• Articolo , 24 febbraio 2010
  • Un’ambasciata americana solare a Londra

  • L’Ambasciatore degli Usa nel Regno Unito, Louis B. Susman, ha annunciato oggi che lo statunitense Kieran Timberlake ha vinto il concorso di progettazione per la nuova sede dell’ambasciata

(Rinnovabili.it) – Il progetto non passa inosservato, vuoi perché è risultato vincitore in una rosa di illustri competitor, vuoi perché ridisegnare l’ambasciata americana di Londra è uno degli incarichi più ardui nel business dell’architettura. E così lo statunitense Kieran Timberlake si è aggiudicato l’incarico sopra nomi come Morphosis o Richard Meier, forte di un prospetto imponente e nel contempo legato ai moderni canoni della sostenibilità.
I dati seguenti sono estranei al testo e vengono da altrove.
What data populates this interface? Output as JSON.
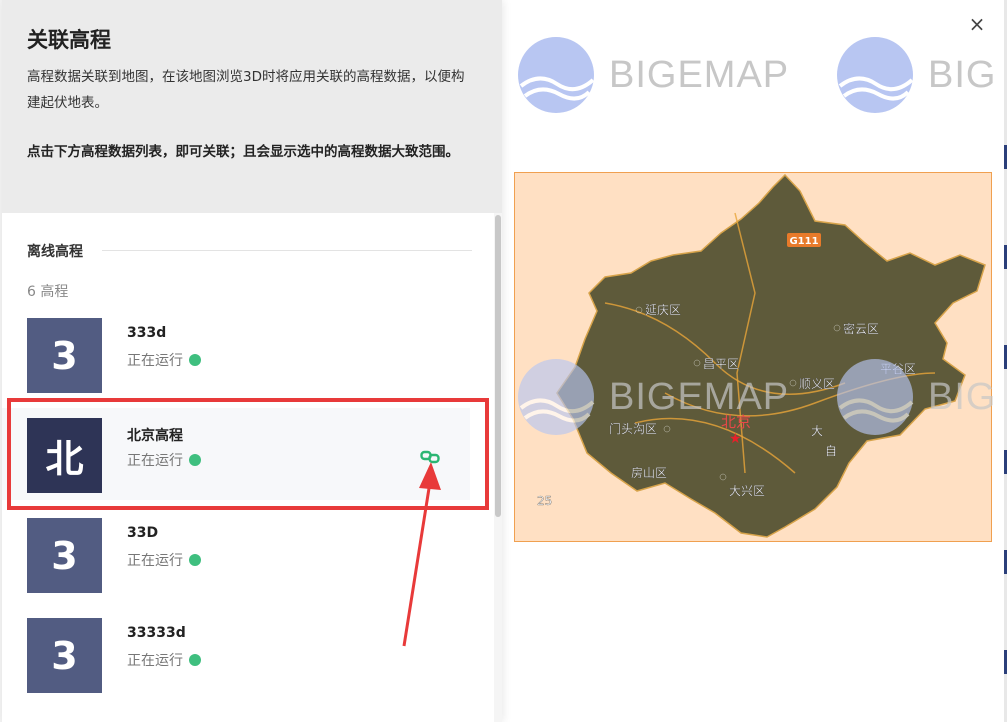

“La sfida espressiva – confida Timberlake – è quella di riuscir a dare forma alle convinzioni fondamentali della nostra democrazia – trasparenza, apertura, e uguaglianza – e di farlo in un modo sicuro ed accogliente. Allo stesso tempo l’edificio deve affrontare le sfide ambientali con cui tutte le nazioni si trovano a doversi confrontare, attraverso un design sostenibile all’avanguardia”. Visivamente la struttura ricorda un cubo in cristallo, con la superficie esterna risultante dall’interfaccia tra un vetro ad altra resistenza e una pelle polimerica nota anche come ETFE (etilene-tetrafluroetilene), ottimizzata per fornire ombra agli spazi interni pur facendo entrare la giusta illuminazione; in questa sorta di tela sono integrati frangisole fotovoltaici in film sottile. In ogni facciata una cavità ad aria pressurizzata, inclusa nell’ETFE, aiuta l’isolamento termico.
Insieme all’impianto in silicio cristallino sul tetto dell’ambasciata il sistema solare sarà in grado di produrre oltre 345.000 kWh di elettricità. Situato su un sito di quasi cinque ettari sul versante sud del Tamigi, il nuovo edificio sarà circondato da uno stagno semicircolare che funzionerà come fossato di protezione lungo il lato del fiume, mentre un giardino a spirale circonda la struttura e continua verticalmente all’interno, fino in cima, rispettando dunque a pieno la tradizione inglese in fatto di parchi e giardini urbani. Ora non resta che vederlo realizzato.